Quería girarse para verse en el espejo, pero Carol se lo impidió. Faltaba el pelo, tan largo como indefinido. Otra de sus asignaturas pendientes. Cuando terminó, eligió unos pendientes de estrellas rosas, un colgante plateado con la palabra ‘Love’ y una pulsera de perlas pequeñas de un rosado transparente. Se puso los tacones y se elevó al Olimpo de su yo interior.

Al entrar en el salón, su sonrisa apenas cabía por la puerta. Carol sonrió cómplice. Había aprovechado el momento de intimidad de Laia consigo misma para preparar sendos mojitos que esperaban junto al sofá. Degustó el manjar con pausa, recreándose en las huellas de carmín de la copa. No era la primera vez que las veía, pero en esa noche todo era especial.

No iba a ser su primera escapada como Laia. Bajo el abrigo de la solitaria madrugada, había dado algún furtivo paseo contoneándose bajo los chorros lumínicos de las farolas, que dibujaban en su mente una pasarela por la que desfilaba entre el miedo a ser descubierta y la excitación del aire colándose bajo su minifalda.

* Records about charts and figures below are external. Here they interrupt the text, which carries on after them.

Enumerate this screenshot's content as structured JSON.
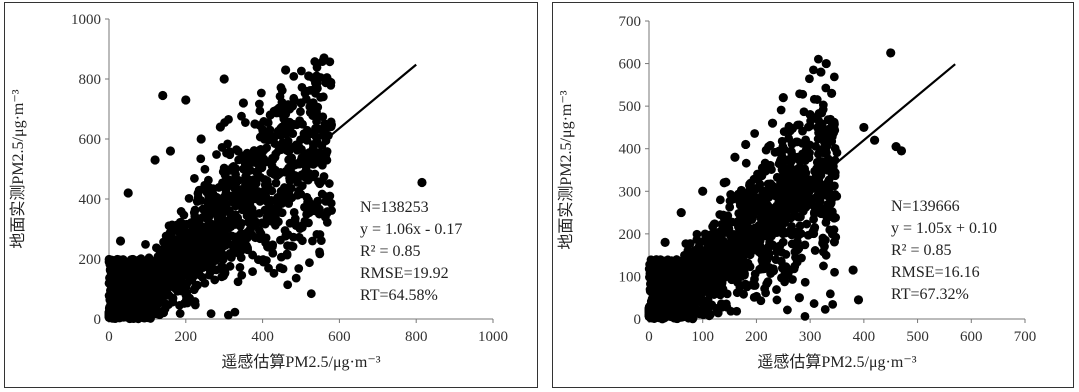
{
  "chart_data": [
    {
      "type": "scatter",
      "title": "",
      "xlabel": "遥感估算PM2.5/μg·m⁻³",
      "ylabel": "地面实测PM2.5/μg·m⁻³",
      "xlim": [
        0,
        1000
      ],
      "ylim": [
        0,
        1000
      ],
      "xticks": [
        0,
        200,
        400,
        600,
        800,
        1000
      ],
      "yticks": [
        0,
        200,
        400,
        600,
        800,
        1000
      ],
      "grid": false,
      "regression_line": {
        "slope": 1.06,
        "intercept": -0.17,
        "x_range": [
          0,
          800
        ]
      },
      "stats": [
        "N=138253",
        "y = 1.06x - 0.17",
        "R² = 0.85",
        "RMSE=19.92",
        "RT=64.58%"
      ],
      "points": [
        [
          815,
          455
        ],
        [
          560,
          870
        ],
        [
          460,
          830
        ],
        [
          520,
          810
        ],
        [
          300,
          800
        ],
        [
          140,
          745
        ],
        [
          200,
          730
        ],
        [
          350,
          720
        ],
        [
          290,
          640
        ],
        [
          240,
          600
        ],
        [
          380,
          650
        ],
        [
          420,
          680
        ],
        [
          470,
          700
        ],
        [
          500,
          720
        ],
        [
          540,
          690
        ],
        [
          120,
          530
        ],
        [
          160,
          560
        ],
        [
          50,
          420
        ],
        [
          30,
          260
        ],
        [
          10,
          180
        ]
      ]
    },
    {
      "type": "scatter",
      "title": "",
      "xlabel": "遥感估算PM2.5/μg·m⁻³",
      "ylabel": "地面实测PM2.5/μg·m⁻³",
      "xlim": [
        0,
        700
      ],
      "ylim": [
        0,
        700
      ],
      "xticks": [
        0,
        100,
        200,
        300,
        400,
        500,
        600,
        700
      ],
      "yticks": [
        0,
        100,
        200,
        300,
        400,
        500,
        600,
        700
      ],
      "grid": false,
      "regression_line": {
        "slope": 1.05,
        "intercept": 0.1,
        "x_range": [
          0,
          570
        ]
      },
      "stats": [
        "N=139666",
        "y = 1.05x + 0.10",
        "R² = 0.85",
        "RMSE=16.16",
        "RT=67.32%"
      ],
      "points": [
        [
          450,
          625
        ],
        [
          330,
          600
        ],
        [
          320,
          580
        ],
        [
          470,
          395
        ],
        [
          460,
          405
        ],
        [
          380,
          115
        ],
        [
          390,
          45
        ],
        [
          280,
          50
        ],
        [
          420,
          420
        ],
        [
          400,
          450
        ],
        [
          250,
          520
        ],
        [
          340,
          530
        ],
        [
          300,
          480
        ],
        [
          230,
          460
        ],
        [
          180,
          410
        ],
        [
          160,
          380
        ],
        [
          140,
          320
        ],
        [
          100,
          300
        ],
        [
          60,
          250
        ],
        [
          30,
          180
        ]
      ]
    }
  ]
}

Pero esta noche iba a matar. Echó un vistazo al cajón que cobijaba sus juguetes, comunicando telepáticamente a su consolador favorito -20 centímetros de placer negro- que le daba la noche libre. Esa noche tocaba piel. Vació su segunda copa y se giró hacia Carol:

“Estoy lista”, confesó.

Minutos después llegó el taxi. Ambas se sentaron detrás, murmurando entre risillas al ver las mal disimuladas miradas del conductor hacia el retrovisor interno. Ambas lo sabían: estaba cachondo. Laia había sentido el impulso de saltar al asiento delantero y sacarle allí mismo la polla. Se sabía capaz de hacerle correrse antes de llegar a su destino, pero la fantasía de engullir el miembro de un conductor en marcha ya estaba tachada. Lo repetiría encantada una y mil veces, pero no esa noche. Bueno, no aún. “Si a la vuelta repetimos taxista, me pongo delante”, se aseguró a sí misma.

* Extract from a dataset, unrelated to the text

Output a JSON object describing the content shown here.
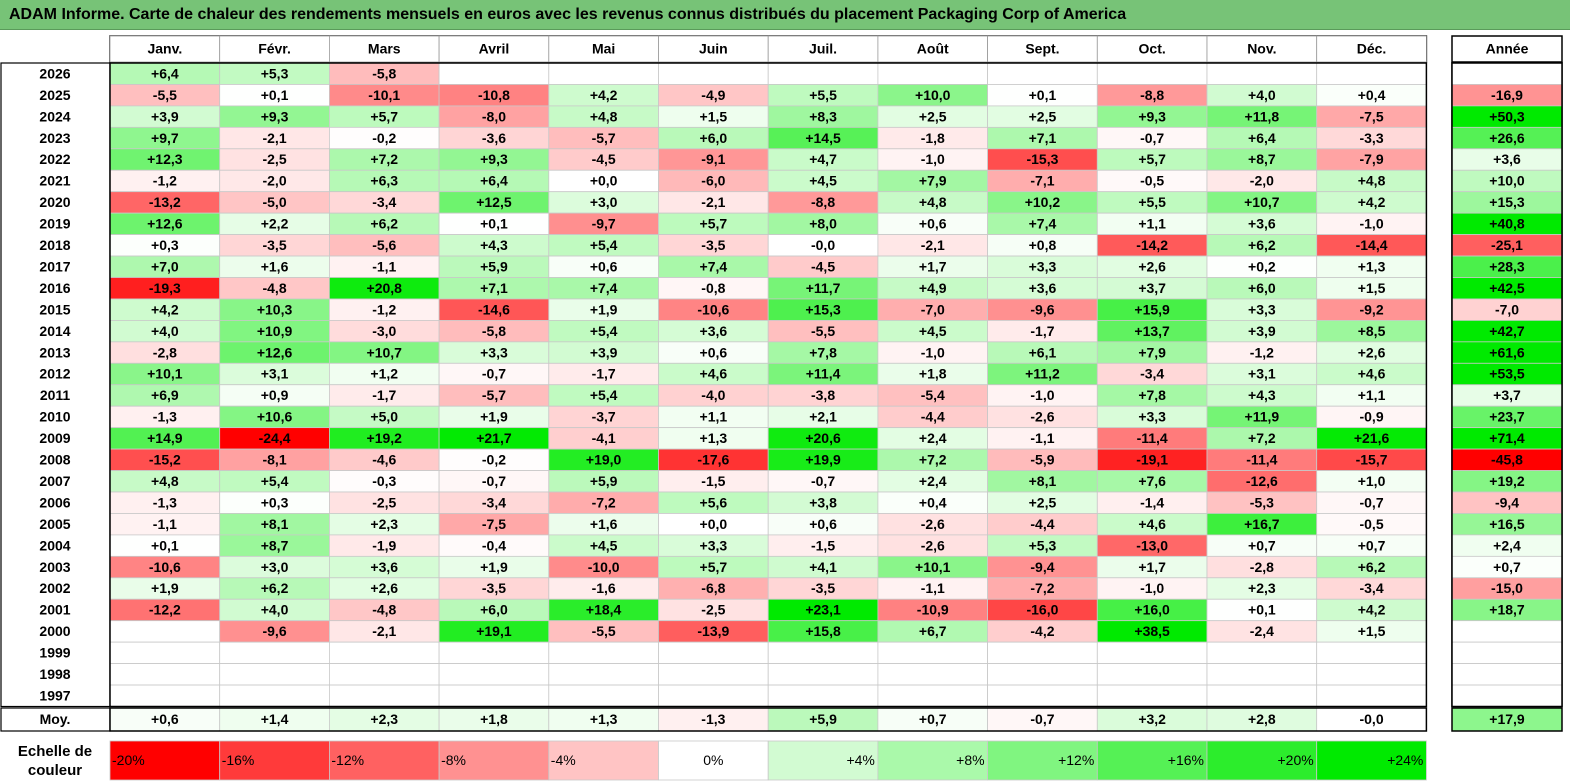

Como unas reinas, descendieron del vehículo en la misma puerta de la discoteca y entraron directamente. Nadie les había dado permiso, pero los seguratas bastante preocupación tenían con recogerse las babas. Aun así, Laia se permitió un instante para contemplar la interminable fila de chicos que aguardaban su turno pacientemente mientras vaciaban los últimos resquicios del botellón.

Su primer pensamiento fue para su antiguo yo. “Pringao”, le llamó en sus adentros. Rápidamente volvió al ahora y se preguntó cuántos de esos chicos caerían en sus redes. Pidieron dos copas y volaron hacia la pista. Antes de llegar ya había perdido la cuenta de las veces que había sentido la mano de algún hombre en su culo. Podría haberse indignado ante semejante acoso, pero estaba demasiado cachonda como para ponerse a impartir lecciones de igualdad.

Carol actuó. Tomó su cintura y comenzó un baile al que eufemísticamente se podría calificar como erótico. Sus cuerpos no cesaban de rozarse, de calentarse, de explorarse. En la penumbra del local, nadie parecía haberse dado cuenta de la peculiaridad de Laia; ya que la gran mayoría de chicos del local se arremolinaban a su alrededor. Normal. Seguramente, muchos de ellos se habrían dejado pequeñas fortunas en contemplar espectáculos lésbicos bastante más mediocres.

Un sinfín de tíos cachondos como monos y un buen puñado de zorras que miraban envidiosas. Laia estaba en su propio paraíso y, como tal, disfrutó cada segundo. No tenía ni idea de cuánto tiempo había estado ahí arriba, varias horas seguro. Llevaba ya muchas copas encima –todas gratis, por supuesto-, y estaba más cachonda que nunca. Cogió la mano de Carol y se la llevó al baño, era hora de retocarse. De nuevo, se puso en manos de su amiga; y, de nuevo, no podía dar crédito al resultado.

De vuelta a la pista, Laia decidió que había llegado el momento de buscar a su presa. La culminación de su fantasía requería una especificación básica: el color negro. No era racismo, pero su antiguo yo ya se había comido demasiadas pollas blancas. Como por arte de magia, vislumbró a cuatro imponentes negros en uno de los reservados.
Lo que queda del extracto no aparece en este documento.